Williamsburg, Virginia

At any time of the year, Colonial Williamsburg is a fascinating place to visit. Though the Colonial Williamsburg Foundation makes sure that they are not losing money, they still do an excellent job of staffing the restored area with friendly guides, talented re-enactors, and skilled artisans.

We are especially fond of visiting during the Grand Illumination, which is held each year on the first Sunday of December. The Grand Illumination is derived from a colonial (and English) tradition of placing lighted candles in the windows of homes and public buildings to celebrate a special event. One such event would be the King's (or Queen's) birthday. The celebration usually included fireworks and the firing of cannon or other firearms.

Colonial Williamsburg has chosen to hold a Grand Illumination each year during the Christmas season, even though this would not have been done in colonial times. There are special programs during November and December which illustrate colonial Christmas customs or show off the Christmas decorations and celebration.
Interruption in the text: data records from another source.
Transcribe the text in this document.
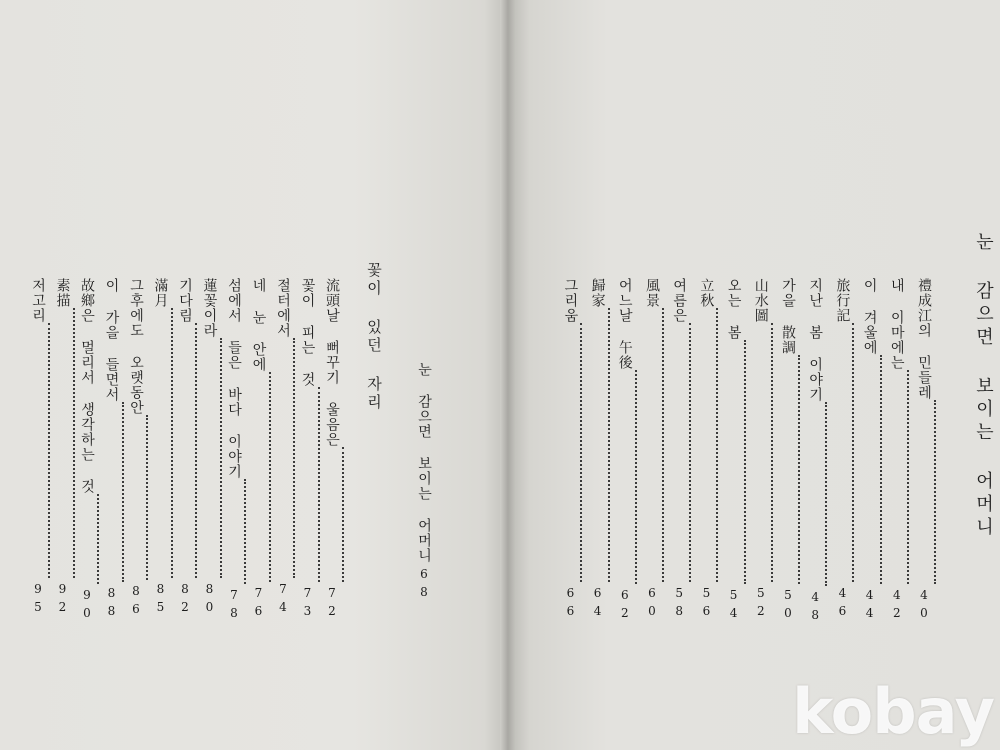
눈 감으면 보이는 어머니
禮成江의 민들레40
내 이마에는42
이 겨울에44
旅行記46
지난 봄 이야기48
가을 散調50
山水圖52
오는 봄54
立秋56
여름은58
風景60
어느날 午後62
歸家64
그리움66
눈 감으면 보이는 어머니68
꽃이 있던 자리
流頭날 뻐꾸기 울음은72
꽃이 피는 것73
절터에서74
네 눈 안에76
섬에서 들은 바다 이야기78
蓮꽃이라80
기다림82
滿月85
그후에도 오랫동안86
이 가을 들면서88
故鄉은 멀리서 생각하는 것90
素描92
저고리95
kobay
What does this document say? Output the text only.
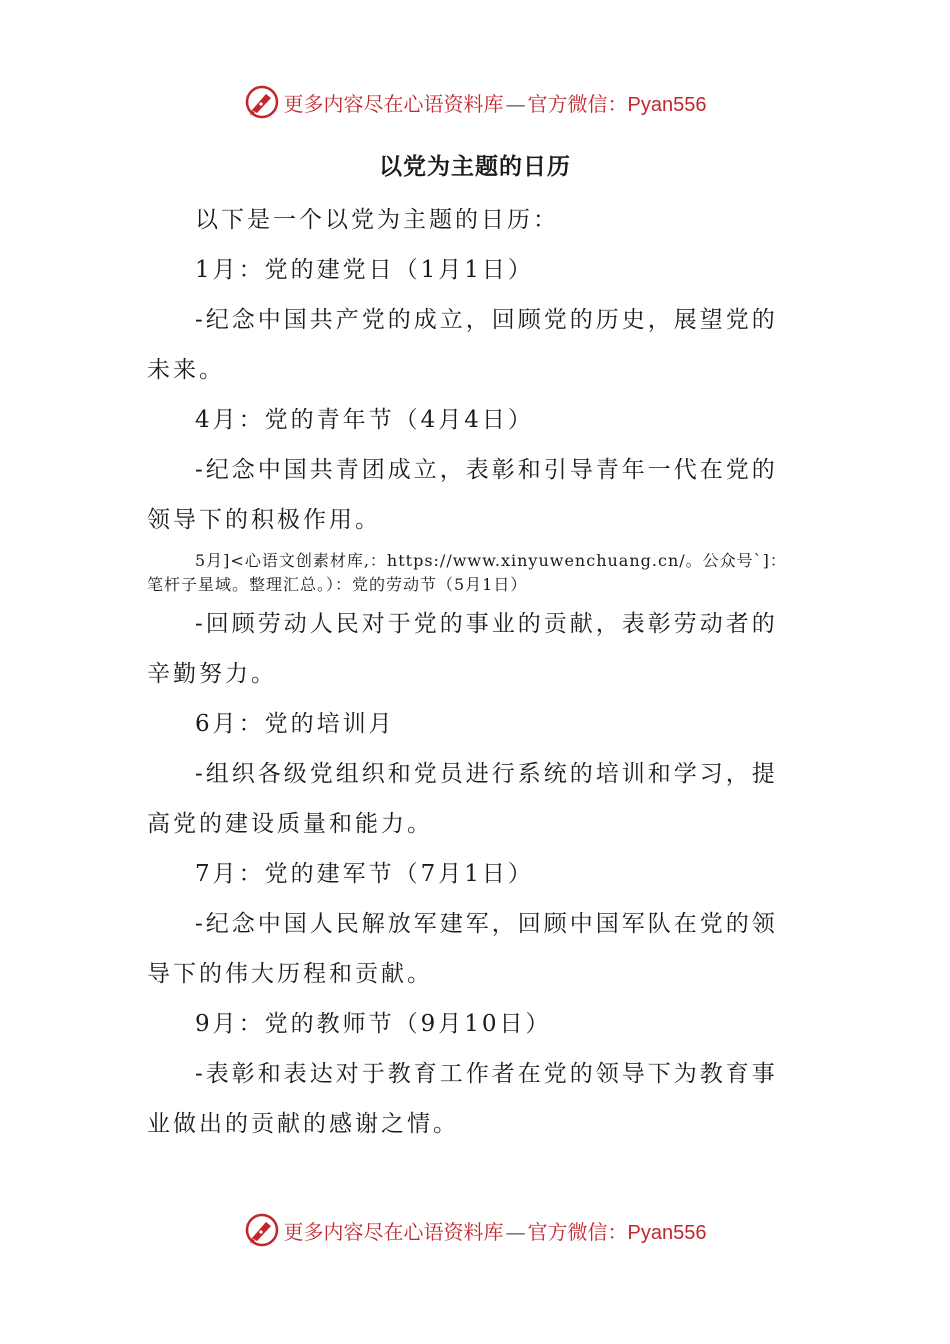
更多内容尽在心语资料库 — 官方微信：Pyan556
以党为主题的日历

以下是一个以党为主题的日历：

1月：党的建党日（1月1日）

-纪念中国共产党的成立，回顾党的历史，展望党的未来。

4月：党的青年节（4月4日）

-纪念中国共青团成立，表彰和引导青年一代在党的领导下的积极作用。

5月]<心语文创素材库,：https://www.xinyuwenchuang.cn/。公众号`]：笔杆子星域。整理汇总。）：党的劳动节（5月1日）

-回顾劳动人民对于党的事业的贡献，表彰劳动者的辛勤努力。

6月：党的培训月

-组织各级党组织和党员进行系统的培训和学习，提高党的建设质量和能力。

7月：党的建军节（7月1日）

-纪念中国人民解放军建军，回顾中国军队在党的领导下的伟大历程和贡献。

9月：党的教师节（9月10日）

-表彰和表达对于教育工作者在党的领导下为教育事业做出的贡献的感谢之情。

更多内容尽在心语资料库 — 官方微信：Pyan556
The Grand Illumination itself starts in the late afternoon, with performances of both traditional and modern Christmas music at several locations throughout the Historic Area. As evening comes, numerous cressets containing fatwood are lit throughout the Historic Area. Additional activities include fife and drum corps, bagpipe bands, a Grand Tattoo, and the firing of cannon. These culminate in an awesome display of old-fashioned ground-level fireworks at three of the public buildings. I'm really surprised that they haven't burned down one of the buildings yet, since the fireworks literally bounce off their walls and roofs.

A lovely lady spotted on Duke of
Gloucester Street.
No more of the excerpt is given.